La trayectoria de Sarah Mullally rompe con los moldes tradicionales de la jerarquía eclesiástica. Antes de portar la mitra como Obispa de Londres —la primera mujer en la historia en ocupar este cargo de alto nivel—, su vocación se forjó en las salas de hospitales y unidades de cuidados intensivos. Esta experiencia como ex Directora de Enfermería de Inglaterra (Chief Nursing Officer) no solo define su estilo pastoral, sino que se ha convertido en su principal credencial para influir en la vida pública del Reino Unido.
Nacida en 1962, Mullally dedicó décadas al sector salud, una formación que le otorgó una visión pragmática y un profundo entendimiento de las crisis sociales. Al asumir la sede de Londres en 2018, se consolidó como la mujer de mayor rango en la Iglesia de Inglaterra, posicionándose en la línea de sucesión inmediata tras los arzobispos de Canterbury y York.
Más allá del púlpito, el nombramiento de Mullally conlleva una responsabilidad política de primer orden: su escaño automático como una de los Lores Espirituales en la Cámara de los Lores. En este espacio, la obispa ha sabido capitalizar su pasado clínico para incidir en la creación de leyes británicas.

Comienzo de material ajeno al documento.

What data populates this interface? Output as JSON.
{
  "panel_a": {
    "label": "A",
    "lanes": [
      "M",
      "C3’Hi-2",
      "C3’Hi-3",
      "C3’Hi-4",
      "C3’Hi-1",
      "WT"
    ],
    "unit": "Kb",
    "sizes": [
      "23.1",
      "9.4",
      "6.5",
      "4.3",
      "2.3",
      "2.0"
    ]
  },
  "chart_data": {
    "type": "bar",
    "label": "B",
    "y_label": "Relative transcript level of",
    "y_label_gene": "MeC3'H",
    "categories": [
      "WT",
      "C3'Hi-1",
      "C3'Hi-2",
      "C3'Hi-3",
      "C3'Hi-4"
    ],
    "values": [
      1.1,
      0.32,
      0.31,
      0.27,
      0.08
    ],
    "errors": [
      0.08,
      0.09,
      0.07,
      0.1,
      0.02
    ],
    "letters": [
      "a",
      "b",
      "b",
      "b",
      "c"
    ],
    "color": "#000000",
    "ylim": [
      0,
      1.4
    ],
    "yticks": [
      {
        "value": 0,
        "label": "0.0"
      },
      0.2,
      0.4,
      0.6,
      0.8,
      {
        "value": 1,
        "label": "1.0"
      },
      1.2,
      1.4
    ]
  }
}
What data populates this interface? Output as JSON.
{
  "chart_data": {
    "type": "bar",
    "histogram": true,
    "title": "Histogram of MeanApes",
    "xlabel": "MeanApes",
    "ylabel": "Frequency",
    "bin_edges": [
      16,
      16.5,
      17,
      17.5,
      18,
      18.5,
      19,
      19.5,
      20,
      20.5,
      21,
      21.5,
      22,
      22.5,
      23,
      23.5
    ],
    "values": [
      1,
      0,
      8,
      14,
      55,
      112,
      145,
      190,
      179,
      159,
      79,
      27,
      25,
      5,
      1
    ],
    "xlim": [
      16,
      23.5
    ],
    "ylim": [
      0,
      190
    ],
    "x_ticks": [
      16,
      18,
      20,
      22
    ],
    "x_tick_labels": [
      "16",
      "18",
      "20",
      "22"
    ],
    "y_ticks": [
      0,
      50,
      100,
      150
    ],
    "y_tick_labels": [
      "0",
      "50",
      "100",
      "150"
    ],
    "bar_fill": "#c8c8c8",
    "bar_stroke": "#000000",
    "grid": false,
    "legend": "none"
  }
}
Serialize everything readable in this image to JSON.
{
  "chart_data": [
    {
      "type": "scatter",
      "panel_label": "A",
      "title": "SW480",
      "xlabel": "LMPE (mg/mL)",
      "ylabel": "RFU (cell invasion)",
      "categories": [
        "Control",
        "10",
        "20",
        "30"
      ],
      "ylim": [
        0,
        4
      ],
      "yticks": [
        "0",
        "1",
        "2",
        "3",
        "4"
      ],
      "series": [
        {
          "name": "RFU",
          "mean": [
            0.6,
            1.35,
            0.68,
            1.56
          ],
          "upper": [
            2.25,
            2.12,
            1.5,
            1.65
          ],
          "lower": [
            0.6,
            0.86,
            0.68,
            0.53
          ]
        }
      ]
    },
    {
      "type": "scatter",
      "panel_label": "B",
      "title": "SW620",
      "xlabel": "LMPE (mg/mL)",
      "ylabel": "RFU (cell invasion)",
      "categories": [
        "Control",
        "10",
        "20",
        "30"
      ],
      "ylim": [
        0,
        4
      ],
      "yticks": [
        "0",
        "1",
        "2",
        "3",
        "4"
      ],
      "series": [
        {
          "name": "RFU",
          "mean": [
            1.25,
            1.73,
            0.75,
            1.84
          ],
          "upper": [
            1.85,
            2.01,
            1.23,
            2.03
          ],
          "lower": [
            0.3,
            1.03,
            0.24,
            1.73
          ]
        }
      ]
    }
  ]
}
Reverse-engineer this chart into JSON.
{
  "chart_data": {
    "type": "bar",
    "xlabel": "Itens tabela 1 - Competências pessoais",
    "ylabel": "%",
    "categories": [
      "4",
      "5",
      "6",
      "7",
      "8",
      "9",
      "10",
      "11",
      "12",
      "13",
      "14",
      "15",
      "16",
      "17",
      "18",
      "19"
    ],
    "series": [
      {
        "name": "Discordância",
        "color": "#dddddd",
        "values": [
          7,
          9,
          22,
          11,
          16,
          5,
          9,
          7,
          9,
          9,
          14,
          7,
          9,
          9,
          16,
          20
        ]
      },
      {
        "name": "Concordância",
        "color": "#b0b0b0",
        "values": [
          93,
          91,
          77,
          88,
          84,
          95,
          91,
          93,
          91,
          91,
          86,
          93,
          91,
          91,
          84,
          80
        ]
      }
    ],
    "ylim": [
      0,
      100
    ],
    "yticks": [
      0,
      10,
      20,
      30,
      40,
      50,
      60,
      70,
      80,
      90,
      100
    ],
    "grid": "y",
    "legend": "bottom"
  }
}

Desde su posición parlamentaria, Mullally ha sido una defensora constante de la ética en la salud pública, el bienestar de los trabajadores sanitarios y el fortalecimiento del sistema de cuidados. Su capacidad para traducir las necesidades de los más vulnerables en argumentos legislativos le ha permitido tender puentes entre la fe y la política pública, demostrando que el liderazgo espiritual en el siglo XXI requiere de una sólida conexión con la realidad técnica y científica.
Su ascenso no ha estado exento de desafíos dentro de una institución que aprobó la ordenación de mujeres obispas apenas en 2014. La diócesis de Londres es un mosaico complejo donde coexisten facciones conservadoras que aún cuestionan la autoridad sacramental femenina. Ante esto, Mullally ha implementado un «liderazgo colaborativo», priorizando el servicio social y la unidad por encima de la confrontación teológica.
Durante la crisis sanitaria del COVID-19, su perfil técnico fue vital para la nación. Lideró el grupo de recuperación de la Iglesia, equilibrando con rigor las necesidades espirituales de los fieles con las directrices de salud pública.
Casada y madre de dos hijos, Sarah Mullally representa a una nueva generación de clérigos que entienden que la relevancia de la Iglesia depende de su capacidad para reflejar a la sociedad que sirve. Su vida es un testimonio de cómo las competencias de una profesión laica —la enfermería— pueden dignificar y modernizar el ejercicio de la política y la religión en una de las ciudades más diversas del mundo.